Florian Beigel + ARU, Kim JongKyu
(awarded 6th place in the open first stage of over 600 entries)
The urban design is inspired by the land space of mats of the Nara Basin. Three sloping public open surfaces are proposed as urban mats linking east to west in Nara. They facilitate easy public passage gently rising over the two large dividers in the city, the railway and a large proposed new road.
The competition site forms the third and largest sloping urban stepping stone. It is conceived as a large public illuminated media floor of graduated densities, an information facade laid on the ground on which one can walk. One could say that the building is a kind of public mat on which the life of the city is acted out. This tilted ground plane is a large communication screen with banded media ranging from billboards to coloured moving images, giving information about the events in the convention halls, events in the city and the world. If the stained glass windows of Chartres Cathedral were illuminated religious stories for the Medieval age, this is perhaps a modern version of such a public media display for our time.

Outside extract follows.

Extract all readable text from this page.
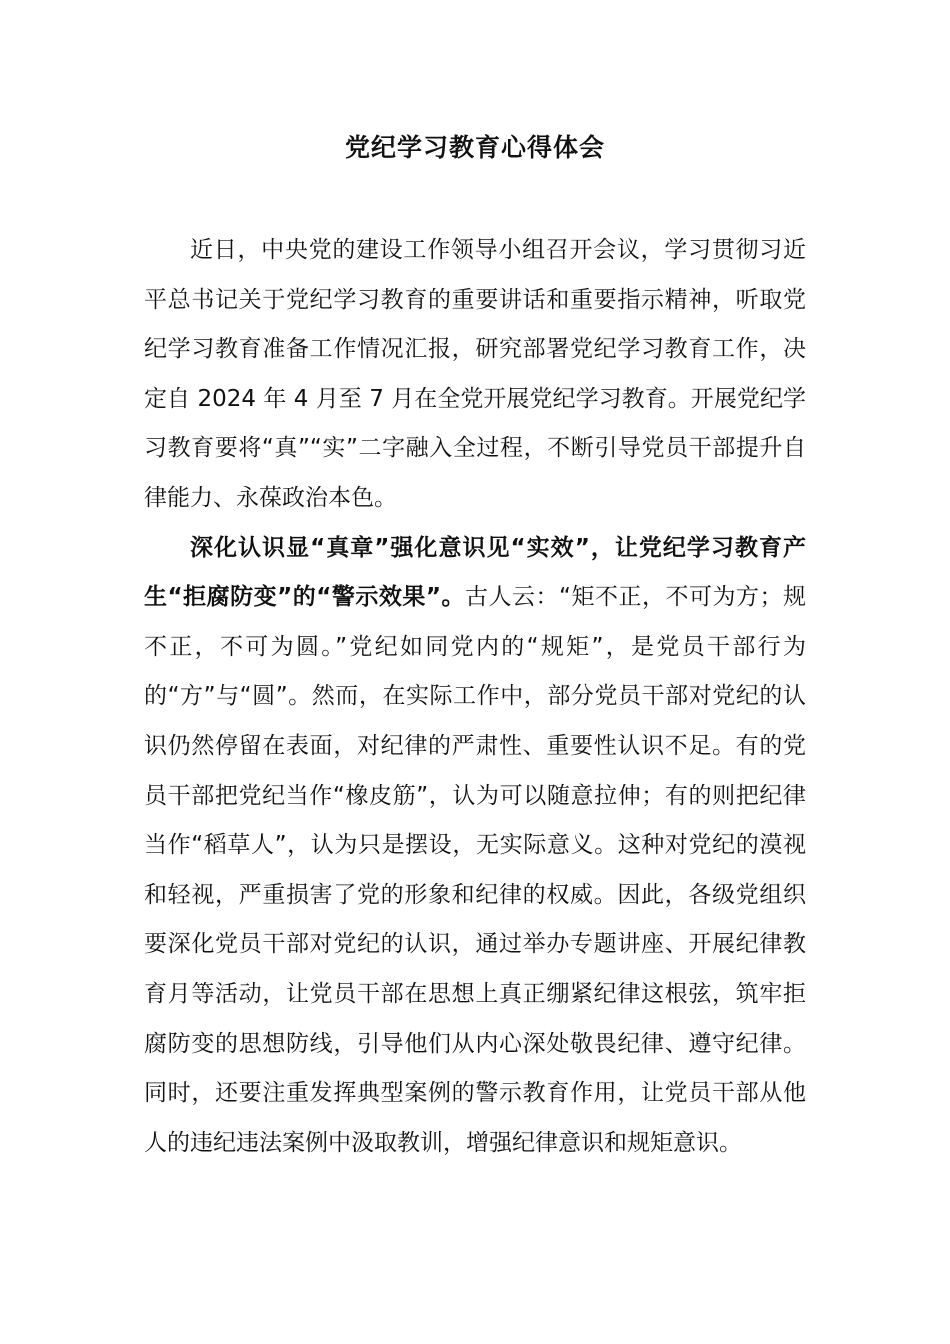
党纪学习教育心得体会

近日，中央党的建设工作领导小组召开会议，学习贯彻习近平总书记关于党纪学习教育的重要讲话和重要指示精神，听取党纪学习教育准备工作情况汇报，研究部署党纪学习教育工作，决定自 2024 年 4 月至 7 月在全党开展党纪学习教育。开展党纪学习教育要将“真”“实”二字融入全过程，不断引导党员干部提升自律能力、永葆政治本色。

深化认识显“真章”强化意识见“实效”，让党纪学习教育产生“拒腐防变”的“警示效果”。古人云：“矩不正，不可为方；规不正，不可为圆。”党纪如同党内的“规矩”，是党员干部行为的“方”与“圆”。然而，在实际工作中，部分党员干部对党纪的认识仍然停留在表面，对纪律的严肃性、重要性认识不足。有的党员干部把党纪当作“橡皮筋”，认为可以随意拉伸；有的则把纪律当作“稻草人”，认为只是摆设，无实际意义。这种对党纪的漠视和轻视，严重损害了党的形象和纪律的权威。因此，各级党组织要深化党员干部对党纪的认识，通过举办专题讲座、开展纪律教育月等活动，让党员干部在思想上真正绷紧纪律这根弦，筑牢拒腐防变的思想防线，引导他们从内心深处敬畏纪律、遵守纪律。同时，还要注重发挥典型案例的警示教育作用，让党员干部从他人的违纪违法案例中汲取教训，增强纪律意识和规矩意识。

The idea is to give this piece of the city floor the architectural powers to generate direct and indirect communication between people. It is a new public meeting place where people of Nara meet each other and people from other parts of the world. An assortment of various sized public halls are arranged on this open public floor. The halls are covered with a long-span gravity stabilised hanging roof structure. The interiors of the halls have an exterior character, generating a sense of ease and informality and a feeling of openness.